## 2002(5M)

On a frictionless horizontal surface, assumed to be the x-y plane, a small trolley A is moving along a straight line parallel to the y-axis (see figure) with a constant velocity of $$(\sqrt{3}-1)$$ m/s. At a particular instant when the line OA makes an angle of 45° with the x-axis, a ball is thrown along the surface from the origin O. Its velocity makes an angle φ with the x-axis and it hits the trolley.
(a) The motion of the ball is observed from the frame of the trolley. Calculate the angle θ made by the velocity vector of the ball with the x-axis in this frame.

(b) Find the speed of the ball with respect to the surface, if φ = 4θ /3  .

Solution:  (a) If the trolley A is at rest, anything that comes to hit it must be along the line OA, so the angle should be $$\theta=45^{0}$$ with the x- axis.
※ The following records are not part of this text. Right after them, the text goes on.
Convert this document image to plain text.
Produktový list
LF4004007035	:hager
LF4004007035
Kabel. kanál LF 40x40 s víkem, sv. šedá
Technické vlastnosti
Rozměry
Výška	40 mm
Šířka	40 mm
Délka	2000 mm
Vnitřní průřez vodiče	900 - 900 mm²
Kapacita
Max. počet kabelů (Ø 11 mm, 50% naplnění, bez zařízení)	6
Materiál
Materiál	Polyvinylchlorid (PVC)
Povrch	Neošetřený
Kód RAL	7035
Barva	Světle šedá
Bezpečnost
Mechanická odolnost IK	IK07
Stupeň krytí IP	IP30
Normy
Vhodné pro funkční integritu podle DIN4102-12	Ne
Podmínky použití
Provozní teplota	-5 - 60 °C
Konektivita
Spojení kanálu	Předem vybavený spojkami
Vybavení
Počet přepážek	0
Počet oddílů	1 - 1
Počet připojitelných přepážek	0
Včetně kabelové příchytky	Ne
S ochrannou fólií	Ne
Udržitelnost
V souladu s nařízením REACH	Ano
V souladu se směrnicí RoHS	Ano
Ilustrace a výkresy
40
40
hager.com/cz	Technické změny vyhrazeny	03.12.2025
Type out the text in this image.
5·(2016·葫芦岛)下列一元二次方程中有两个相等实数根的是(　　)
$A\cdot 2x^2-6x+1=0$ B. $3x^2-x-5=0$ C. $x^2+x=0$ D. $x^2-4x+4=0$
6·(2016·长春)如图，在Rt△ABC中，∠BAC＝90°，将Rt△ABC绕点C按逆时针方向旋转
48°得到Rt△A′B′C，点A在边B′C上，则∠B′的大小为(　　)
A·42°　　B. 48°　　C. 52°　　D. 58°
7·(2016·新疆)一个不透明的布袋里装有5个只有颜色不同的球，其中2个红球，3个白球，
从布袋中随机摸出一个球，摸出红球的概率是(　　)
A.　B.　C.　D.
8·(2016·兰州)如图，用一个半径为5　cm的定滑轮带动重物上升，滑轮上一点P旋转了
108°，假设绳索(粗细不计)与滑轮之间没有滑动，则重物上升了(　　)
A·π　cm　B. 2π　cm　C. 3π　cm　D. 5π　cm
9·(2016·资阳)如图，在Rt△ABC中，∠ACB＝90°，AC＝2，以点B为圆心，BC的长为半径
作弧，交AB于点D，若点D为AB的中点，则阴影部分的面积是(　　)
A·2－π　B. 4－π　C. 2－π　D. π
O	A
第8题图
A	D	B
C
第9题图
(b) Let the ball is given a velocity v at an angle φ = 4θ /3, where $$\theta=45^{0}$$, the angle we get is $$\phi=60^{0}$$. The observer at trolley will see it coming at angle $$\theta=45^{0}$$ so the relative velocity . $$\vec{v}_{rel} = \vec{v}_{ball} - \vec{v}_{Trolley}$$ will have same x and y components.

Here $$\vec{v}_{ball} =v cos 60^{0}\vec{i} + v sin 60^{0}\vec{j}$$

and $$\vec{v}_{Trolley} = (\sqrt{3} -1)\vec{j}$$.

Now the x- component of $$v_{rel}$$ = $$\frac{v}{2}$$

and the y -component of $$v_{rel}$$ = $$\frac{\sqrt{3}}{2}v - \sqrt{3}+1$$. Since both the components are equal, we get v= 2m/s after a little bit of manipulation.